IPv4 address: A 32-bit logical address used to identify a network interface in an IPv4 network, usually written as four decimal octets (0–255) separated by dots.
borrowed bits: Bits taken from the host portion of a classful network to create additional subnets, increasing the prefix length.

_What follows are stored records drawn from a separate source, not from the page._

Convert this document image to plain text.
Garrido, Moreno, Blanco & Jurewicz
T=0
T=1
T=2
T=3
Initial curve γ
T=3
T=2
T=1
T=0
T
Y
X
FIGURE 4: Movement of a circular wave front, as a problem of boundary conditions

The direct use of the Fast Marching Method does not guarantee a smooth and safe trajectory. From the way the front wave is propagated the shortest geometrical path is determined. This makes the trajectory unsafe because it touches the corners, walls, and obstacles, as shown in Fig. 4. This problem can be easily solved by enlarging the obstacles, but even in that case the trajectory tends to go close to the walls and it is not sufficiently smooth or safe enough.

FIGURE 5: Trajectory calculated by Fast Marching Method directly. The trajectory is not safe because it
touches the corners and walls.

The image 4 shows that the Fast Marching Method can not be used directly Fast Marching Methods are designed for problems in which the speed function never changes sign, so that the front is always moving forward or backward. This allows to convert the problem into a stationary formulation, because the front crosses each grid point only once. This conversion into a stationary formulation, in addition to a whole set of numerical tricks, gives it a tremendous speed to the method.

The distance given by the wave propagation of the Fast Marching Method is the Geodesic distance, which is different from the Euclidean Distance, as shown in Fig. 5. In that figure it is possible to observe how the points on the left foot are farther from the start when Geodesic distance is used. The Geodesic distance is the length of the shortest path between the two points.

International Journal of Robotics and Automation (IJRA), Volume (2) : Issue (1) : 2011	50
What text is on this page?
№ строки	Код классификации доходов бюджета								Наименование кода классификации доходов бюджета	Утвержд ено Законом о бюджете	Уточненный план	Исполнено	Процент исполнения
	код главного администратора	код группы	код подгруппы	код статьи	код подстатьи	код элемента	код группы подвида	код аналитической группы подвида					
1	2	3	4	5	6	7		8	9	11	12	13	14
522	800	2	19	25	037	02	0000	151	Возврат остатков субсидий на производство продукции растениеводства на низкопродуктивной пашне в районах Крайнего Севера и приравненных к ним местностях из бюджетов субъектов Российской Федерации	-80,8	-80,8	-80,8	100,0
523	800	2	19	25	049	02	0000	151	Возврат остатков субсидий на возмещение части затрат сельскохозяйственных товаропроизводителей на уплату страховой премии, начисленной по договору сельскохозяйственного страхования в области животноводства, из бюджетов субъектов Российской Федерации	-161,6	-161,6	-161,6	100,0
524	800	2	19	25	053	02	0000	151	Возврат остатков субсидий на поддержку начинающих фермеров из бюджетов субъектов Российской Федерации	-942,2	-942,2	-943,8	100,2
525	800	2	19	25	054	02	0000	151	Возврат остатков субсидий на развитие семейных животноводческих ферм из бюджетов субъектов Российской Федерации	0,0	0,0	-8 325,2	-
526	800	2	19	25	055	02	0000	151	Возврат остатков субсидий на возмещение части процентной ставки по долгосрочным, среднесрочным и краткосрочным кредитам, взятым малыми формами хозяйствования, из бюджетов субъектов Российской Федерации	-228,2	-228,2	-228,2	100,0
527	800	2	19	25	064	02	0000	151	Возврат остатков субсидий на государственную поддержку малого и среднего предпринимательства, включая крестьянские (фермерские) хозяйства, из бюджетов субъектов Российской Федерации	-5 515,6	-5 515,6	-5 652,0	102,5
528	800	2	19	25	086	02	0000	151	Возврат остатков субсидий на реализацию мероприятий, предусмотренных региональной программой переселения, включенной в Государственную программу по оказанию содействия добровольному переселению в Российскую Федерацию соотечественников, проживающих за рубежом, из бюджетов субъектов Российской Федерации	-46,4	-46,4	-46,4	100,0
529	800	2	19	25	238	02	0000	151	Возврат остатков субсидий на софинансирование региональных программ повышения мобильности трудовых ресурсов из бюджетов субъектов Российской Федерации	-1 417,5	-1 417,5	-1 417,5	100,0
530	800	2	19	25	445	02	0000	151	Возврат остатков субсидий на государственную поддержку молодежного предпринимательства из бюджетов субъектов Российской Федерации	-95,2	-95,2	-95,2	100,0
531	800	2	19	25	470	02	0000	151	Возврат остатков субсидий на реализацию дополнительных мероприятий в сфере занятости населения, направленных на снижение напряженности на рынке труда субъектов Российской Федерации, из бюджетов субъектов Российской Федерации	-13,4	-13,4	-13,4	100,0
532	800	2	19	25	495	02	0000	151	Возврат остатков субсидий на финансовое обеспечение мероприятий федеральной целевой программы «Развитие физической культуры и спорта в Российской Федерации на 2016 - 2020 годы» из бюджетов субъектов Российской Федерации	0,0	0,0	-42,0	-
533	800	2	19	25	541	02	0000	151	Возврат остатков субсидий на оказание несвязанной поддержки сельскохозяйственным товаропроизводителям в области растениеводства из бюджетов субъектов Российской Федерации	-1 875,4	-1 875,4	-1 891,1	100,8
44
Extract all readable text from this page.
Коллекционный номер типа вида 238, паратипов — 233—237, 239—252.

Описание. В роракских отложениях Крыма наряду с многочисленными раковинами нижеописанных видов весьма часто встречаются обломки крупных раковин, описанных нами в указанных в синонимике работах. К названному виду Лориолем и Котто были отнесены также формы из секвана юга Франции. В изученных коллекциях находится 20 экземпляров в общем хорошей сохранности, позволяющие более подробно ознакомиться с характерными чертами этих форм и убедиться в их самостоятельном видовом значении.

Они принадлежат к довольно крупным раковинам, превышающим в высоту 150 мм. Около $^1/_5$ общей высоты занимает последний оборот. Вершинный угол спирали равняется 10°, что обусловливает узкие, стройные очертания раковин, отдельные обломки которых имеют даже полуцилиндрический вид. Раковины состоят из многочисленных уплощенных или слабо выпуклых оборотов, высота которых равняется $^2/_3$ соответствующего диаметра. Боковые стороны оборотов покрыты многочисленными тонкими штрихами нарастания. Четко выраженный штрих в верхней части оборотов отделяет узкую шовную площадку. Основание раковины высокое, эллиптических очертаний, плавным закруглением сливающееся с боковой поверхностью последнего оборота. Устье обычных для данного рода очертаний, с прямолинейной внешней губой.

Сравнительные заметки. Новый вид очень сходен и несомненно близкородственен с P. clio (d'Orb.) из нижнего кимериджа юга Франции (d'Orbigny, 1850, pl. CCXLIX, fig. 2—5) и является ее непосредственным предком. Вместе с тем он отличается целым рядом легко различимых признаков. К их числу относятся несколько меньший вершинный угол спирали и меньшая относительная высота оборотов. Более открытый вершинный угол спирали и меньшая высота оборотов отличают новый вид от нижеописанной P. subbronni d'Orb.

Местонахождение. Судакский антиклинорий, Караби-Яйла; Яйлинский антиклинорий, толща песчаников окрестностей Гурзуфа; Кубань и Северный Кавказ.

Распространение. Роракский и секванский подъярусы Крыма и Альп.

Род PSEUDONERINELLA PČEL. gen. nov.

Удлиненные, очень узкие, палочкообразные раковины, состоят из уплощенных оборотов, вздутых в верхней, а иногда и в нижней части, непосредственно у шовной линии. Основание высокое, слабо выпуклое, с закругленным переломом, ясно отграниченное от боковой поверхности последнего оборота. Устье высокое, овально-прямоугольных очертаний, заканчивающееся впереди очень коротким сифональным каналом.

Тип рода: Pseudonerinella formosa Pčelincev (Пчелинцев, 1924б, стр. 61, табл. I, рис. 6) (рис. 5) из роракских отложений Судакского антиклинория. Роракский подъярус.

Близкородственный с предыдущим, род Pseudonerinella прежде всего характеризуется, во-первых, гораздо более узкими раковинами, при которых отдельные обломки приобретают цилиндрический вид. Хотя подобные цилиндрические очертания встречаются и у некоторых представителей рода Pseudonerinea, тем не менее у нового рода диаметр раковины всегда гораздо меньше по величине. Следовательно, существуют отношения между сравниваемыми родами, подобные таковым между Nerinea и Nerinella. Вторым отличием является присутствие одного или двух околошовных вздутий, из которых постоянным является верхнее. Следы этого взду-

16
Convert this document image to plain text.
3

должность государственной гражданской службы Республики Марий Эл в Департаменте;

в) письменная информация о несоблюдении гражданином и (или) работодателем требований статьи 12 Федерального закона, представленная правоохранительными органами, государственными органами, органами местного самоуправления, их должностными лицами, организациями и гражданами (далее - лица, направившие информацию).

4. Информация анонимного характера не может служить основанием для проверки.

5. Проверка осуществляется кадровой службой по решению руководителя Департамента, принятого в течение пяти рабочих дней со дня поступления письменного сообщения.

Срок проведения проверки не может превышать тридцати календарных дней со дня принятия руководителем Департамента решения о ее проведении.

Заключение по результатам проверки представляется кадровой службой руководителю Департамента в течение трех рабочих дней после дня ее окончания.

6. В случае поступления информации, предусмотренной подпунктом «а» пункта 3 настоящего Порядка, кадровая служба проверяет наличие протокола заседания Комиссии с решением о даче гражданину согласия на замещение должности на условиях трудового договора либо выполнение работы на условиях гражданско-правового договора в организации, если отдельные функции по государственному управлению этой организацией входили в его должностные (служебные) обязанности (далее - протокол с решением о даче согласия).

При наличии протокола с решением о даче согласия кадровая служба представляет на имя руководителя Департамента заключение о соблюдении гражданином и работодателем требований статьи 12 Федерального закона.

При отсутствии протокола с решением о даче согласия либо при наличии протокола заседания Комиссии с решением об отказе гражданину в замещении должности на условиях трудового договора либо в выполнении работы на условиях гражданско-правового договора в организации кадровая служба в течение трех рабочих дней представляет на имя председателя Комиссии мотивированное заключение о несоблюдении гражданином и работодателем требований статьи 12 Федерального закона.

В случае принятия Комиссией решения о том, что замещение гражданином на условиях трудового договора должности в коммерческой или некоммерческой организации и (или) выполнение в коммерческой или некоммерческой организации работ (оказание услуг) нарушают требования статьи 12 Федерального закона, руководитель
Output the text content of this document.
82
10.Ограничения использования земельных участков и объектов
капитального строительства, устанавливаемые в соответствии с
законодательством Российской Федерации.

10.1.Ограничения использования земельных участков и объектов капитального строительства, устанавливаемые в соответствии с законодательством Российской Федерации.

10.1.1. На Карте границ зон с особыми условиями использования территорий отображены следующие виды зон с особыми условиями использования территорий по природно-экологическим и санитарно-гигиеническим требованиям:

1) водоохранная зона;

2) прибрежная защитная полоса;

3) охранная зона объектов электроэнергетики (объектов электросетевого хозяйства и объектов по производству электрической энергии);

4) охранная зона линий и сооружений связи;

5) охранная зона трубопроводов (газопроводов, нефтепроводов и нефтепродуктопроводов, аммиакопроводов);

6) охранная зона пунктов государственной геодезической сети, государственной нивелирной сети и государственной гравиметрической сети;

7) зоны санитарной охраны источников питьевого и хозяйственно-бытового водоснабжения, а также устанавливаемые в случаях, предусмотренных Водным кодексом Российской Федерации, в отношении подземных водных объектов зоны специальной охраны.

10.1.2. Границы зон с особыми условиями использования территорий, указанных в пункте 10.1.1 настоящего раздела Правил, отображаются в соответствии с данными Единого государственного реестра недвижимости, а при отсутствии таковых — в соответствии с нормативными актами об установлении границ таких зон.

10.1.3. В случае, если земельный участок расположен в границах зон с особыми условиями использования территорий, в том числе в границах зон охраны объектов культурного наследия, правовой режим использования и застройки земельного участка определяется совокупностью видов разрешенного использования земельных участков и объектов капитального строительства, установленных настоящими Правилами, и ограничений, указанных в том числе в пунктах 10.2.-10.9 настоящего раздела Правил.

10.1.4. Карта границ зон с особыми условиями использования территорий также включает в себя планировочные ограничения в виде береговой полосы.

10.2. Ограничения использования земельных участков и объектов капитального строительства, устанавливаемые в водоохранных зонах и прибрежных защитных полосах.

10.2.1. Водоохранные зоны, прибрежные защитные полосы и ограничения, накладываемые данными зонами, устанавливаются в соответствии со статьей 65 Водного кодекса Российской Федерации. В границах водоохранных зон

prefix length: A compact notation for a subnet mask that specifies the number of 1 bits in the mask, written after a slash (for example /24).
network address: The first address in an IPv4 subnet, where all host bits are 0; it identifies the subnet itself and is not assigned to a host.
broadcast address: The last address in an IPv4 subnet, where all host bits are 1; packets sent to this address are delivered to all hosts on the subnet.
usable host range: The set of IPv4 addresses in a subnet that can be assigned to interfaces, from network+1 to broadcast−1.